Fig. 8.. Physical barrier–mediated retinal degeneration in NHP.

(A) Schematic representation of the experiment protocol—a polymer patch is surgically placed between the RPE and the PRs of the NHP retina. (B) Fundus image of the NHP retina showing the placement of the polymer patch in proximity of the fovea. (C) Heatmaps from the area of eye with the polymer patch before surgery and 1 month after surgery; black arrows point toward regions of degeneration and thinner areas of the retina, and blue arrow points to the fovea. (D and D′) Thickness of the (D) whole retina and the (D′) outer retina 1 month (1M) after injection. (E) OCT images from a region distal from patch (patch area 1), showing cross section of the patch (patch area 2) and in close proximity of the patch (patch area 3). The bright green lines show the exact region of the OCT images, and magnified images from each area are shown in the panels on the right. Red arrows point to punctuate retinal disorganization. (F) Adaptive optics image from the eye with patch showing the ROI in an area within the patch and control region as white boxes. The PR distribution and segmentation from the patch and control ROI are shown 1M and 6M after surgery. Dispersion, spacing, and density of PRs are quantified in the control region (gray bars) and patch ROI (green bars) at 1M and 6M after surgery. All values are shown as mean ± SD for N = 3 ROIs, *P < 0.05, **P < 0.001, and ***P < 0.0001 with unpaired Student’s t test. (G) Histological sections of the control eye and the eye with patch. ROIs are demarcated by the green dotted lines and shown magnified.

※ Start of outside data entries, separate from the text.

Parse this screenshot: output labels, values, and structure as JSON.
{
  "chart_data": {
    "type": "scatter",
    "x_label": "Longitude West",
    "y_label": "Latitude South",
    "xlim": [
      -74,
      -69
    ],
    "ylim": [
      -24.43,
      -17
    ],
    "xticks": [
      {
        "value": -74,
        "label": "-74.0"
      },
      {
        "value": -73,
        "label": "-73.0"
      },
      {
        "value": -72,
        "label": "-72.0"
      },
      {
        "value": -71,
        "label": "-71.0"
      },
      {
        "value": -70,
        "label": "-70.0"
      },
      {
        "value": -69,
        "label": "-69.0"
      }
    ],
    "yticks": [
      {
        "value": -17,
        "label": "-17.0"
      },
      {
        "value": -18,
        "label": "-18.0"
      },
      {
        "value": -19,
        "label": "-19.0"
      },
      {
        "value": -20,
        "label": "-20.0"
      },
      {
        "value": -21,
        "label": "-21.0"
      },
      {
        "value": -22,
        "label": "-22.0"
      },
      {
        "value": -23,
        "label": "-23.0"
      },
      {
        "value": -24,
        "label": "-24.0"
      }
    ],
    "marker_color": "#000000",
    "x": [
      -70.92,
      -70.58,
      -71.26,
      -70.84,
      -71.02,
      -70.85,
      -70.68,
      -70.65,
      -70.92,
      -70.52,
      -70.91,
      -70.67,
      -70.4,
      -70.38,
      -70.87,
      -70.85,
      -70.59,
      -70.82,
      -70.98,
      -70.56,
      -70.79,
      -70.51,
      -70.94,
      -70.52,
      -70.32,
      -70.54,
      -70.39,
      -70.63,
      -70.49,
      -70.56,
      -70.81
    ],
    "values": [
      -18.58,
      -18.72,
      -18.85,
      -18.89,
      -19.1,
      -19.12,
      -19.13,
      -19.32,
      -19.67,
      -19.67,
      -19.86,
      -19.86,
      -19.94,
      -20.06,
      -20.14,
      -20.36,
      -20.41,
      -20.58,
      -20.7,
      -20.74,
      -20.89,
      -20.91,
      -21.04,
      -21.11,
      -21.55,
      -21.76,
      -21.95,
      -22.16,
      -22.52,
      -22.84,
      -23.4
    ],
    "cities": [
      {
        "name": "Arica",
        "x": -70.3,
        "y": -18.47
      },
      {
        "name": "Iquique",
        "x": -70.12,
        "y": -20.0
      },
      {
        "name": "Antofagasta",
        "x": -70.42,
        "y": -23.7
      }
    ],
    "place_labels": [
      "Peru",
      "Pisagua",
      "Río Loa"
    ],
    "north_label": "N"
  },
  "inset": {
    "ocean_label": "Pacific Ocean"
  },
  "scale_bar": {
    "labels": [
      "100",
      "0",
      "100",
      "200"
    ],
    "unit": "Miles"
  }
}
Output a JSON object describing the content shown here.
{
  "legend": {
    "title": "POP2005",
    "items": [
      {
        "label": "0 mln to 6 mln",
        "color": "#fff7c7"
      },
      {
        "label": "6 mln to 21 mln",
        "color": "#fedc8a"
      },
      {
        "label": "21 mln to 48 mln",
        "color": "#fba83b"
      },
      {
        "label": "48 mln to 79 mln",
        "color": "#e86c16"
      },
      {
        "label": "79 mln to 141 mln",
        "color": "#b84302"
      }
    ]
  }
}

Fig. 9.. Rod and cone loss in NHP retina induced by physical strategy.

(A) Immunolabeling with rhodopsin (in red) and nuclear staining with DAPI (in cyan blue) of the eye with the patch. The different ROIs are demarcated within white boxes and magnified in (A1) to (A4); (A1) region proximal to the patch, (A2) area with the patch, (A3) ONL just below the patch, and (A4) region distal to the patch. (B and B′) Immunolabeling with short-wavelength cone opsin (in red) and nuclear staining with DAPI (in blue) of the eye with the patch in a (B) proximal control area near the region in A4 and (B′) patch area near the region in A3. (C and C′) Coimmunolabeling with rhodopsin (in green), short-wavelength cone opsin (in red), and nuclear staining with DAPI (in blue) of the eye with the patch in a (B) proximal control area near the region in A1 and (B′) patch area near the region in A3. Scale bars, 100 μm.